Türkiye'nin 17 Aralık'tan bu yana çok ciddi sorunlar yaşadığını
bildiklerini belirten Kılıçdaroğlu, millete efelik yapanların
yüzlerindeki maskenin düştüğünü söyledi. "Yolsuzlukla mücadele
ettiğini söyleyenlerin aslında yolsuzluk bataklığında olduğunu
görüyoruz." diyen Kılıçdaroğlu, sözlerine şöyle devam etti: "Bir
Başbakan'ın ayakkabı kutusundan korktuğunu duydunuz mu? Bir kadın
Başbakan'a boş ayakkabı kutusunu gösteriyor; vay sen misin
gösteren, gözaltına alınıyor. Ya, bir ayakkabı kutusundan korkulur
mu? Ne oldu, rezil oldunuz. Yediniz, doymadınız, boş ayakakbı
kutusundan korkar hale geldiniz. Düşün artık bu milletin
yakasından."
Kılıçdaroğlu'nun konuşması sırasında zaman zaman 'Hükümet istifa'
sloganları da atıldı. Bunun üzerine Kılıçdaroğlu, "İstifa
edebilirler mi? Hükümetin istifa edebilmesi için yönetenlerin ar
damarı olması lazım. Kul hakkı yemenin günah olduğunu bilmeleri
lazım." karşılığını verdi.
"DEMEK Kİ 11 YILDIR ÜLKEYİ ÇETELER YÖNETİYOR"

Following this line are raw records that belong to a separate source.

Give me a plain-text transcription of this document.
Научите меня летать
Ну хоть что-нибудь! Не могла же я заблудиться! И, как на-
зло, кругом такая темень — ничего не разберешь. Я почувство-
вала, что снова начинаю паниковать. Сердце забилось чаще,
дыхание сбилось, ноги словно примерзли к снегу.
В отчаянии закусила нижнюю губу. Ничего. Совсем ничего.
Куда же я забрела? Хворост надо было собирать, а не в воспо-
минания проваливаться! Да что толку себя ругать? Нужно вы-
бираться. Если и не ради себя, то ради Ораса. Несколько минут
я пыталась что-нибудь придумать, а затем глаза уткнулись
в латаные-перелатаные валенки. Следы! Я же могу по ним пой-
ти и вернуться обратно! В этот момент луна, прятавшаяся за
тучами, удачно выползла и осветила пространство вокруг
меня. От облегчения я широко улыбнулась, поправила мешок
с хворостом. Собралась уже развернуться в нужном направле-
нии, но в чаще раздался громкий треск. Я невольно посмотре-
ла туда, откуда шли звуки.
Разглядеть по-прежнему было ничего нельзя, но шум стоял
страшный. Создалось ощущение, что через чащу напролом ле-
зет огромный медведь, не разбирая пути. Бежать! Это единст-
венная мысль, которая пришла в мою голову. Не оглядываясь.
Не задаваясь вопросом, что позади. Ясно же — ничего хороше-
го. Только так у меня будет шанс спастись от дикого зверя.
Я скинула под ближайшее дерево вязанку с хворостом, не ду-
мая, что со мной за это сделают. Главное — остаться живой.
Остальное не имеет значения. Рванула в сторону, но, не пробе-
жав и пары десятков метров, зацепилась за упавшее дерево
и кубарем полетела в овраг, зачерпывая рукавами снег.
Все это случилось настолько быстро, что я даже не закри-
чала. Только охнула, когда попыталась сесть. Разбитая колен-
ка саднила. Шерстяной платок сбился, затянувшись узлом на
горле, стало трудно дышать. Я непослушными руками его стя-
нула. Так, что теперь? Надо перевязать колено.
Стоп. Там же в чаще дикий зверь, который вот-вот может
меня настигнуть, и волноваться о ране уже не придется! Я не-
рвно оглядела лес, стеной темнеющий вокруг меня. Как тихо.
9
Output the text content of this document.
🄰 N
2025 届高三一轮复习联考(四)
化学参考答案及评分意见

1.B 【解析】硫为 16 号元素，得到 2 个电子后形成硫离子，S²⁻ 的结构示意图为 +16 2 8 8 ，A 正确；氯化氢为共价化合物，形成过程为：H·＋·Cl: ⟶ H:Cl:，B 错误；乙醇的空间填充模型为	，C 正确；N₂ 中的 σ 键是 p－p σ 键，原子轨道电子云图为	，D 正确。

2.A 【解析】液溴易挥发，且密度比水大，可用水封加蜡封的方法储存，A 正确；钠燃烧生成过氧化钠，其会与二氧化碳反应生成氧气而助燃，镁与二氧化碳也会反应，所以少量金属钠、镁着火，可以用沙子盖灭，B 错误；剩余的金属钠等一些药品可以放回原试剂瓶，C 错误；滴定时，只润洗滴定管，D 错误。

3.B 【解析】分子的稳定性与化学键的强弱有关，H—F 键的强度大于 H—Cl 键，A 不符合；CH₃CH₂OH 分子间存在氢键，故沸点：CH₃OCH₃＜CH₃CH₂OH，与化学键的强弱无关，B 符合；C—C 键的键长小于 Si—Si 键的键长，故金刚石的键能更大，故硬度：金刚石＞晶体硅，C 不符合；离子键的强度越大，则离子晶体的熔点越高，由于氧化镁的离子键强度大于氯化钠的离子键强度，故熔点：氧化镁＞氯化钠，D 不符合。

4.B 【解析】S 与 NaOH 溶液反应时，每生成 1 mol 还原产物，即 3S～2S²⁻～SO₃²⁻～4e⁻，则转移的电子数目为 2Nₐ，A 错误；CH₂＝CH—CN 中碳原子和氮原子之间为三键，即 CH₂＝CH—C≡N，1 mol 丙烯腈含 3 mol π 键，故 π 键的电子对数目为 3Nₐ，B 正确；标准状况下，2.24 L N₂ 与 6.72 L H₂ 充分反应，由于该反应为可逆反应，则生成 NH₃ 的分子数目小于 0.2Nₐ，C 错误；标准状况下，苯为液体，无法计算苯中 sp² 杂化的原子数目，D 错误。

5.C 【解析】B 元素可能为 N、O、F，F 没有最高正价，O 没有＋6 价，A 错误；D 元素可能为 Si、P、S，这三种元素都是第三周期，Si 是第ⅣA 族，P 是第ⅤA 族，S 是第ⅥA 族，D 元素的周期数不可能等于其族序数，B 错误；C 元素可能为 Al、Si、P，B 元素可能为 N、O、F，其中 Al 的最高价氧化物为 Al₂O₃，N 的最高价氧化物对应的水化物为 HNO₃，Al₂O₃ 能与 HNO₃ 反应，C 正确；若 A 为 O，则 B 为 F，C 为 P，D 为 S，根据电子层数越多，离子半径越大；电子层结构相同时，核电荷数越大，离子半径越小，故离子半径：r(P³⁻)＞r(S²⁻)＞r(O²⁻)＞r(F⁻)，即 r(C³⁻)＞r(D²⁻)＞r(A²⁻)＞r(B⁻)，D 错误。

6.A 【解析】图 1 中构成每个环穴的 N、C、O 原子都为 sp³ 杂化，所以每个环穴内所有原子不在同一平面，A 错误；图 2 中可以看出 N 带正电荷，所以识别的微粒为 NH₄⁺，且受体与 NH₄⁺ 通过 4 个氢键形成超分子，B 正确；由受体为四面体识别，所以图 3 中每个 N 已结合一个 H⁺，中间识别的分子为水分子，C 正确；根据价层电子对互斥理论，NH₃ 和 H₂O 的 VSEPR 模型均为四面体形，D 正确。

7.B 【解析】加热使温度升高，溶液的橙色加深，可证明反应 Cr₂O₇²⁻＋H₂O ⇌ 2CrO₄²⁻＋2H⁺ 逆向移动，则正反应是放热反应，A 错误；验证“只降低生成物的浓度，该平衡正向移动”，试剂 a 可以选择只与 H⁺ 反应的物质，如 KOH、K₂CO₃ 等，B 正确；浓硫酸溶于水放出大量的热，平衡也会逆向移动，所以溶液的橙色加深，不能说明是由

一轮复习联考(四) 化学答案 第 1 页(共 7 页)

Yolsuzlukların ortaya çıkmasıyla birlikte birden celallendiklerini
ve kendilerine komplo kurulduğunu, çete olduğunu söylediklerini
anlatan Kılıçdaroğlu, "Bir ayakkabı çetesi olduğu, ayakkabı kutusu
çetesi olduğu kesin. Çete varsa; toplarsın Bakanlar Kurulu'nu,
çeteyi orda görürsün. Çete burda da, reisi nerde diyebilirsin.
Aynaya bakar çete reisini de görürsün." diye konuştu.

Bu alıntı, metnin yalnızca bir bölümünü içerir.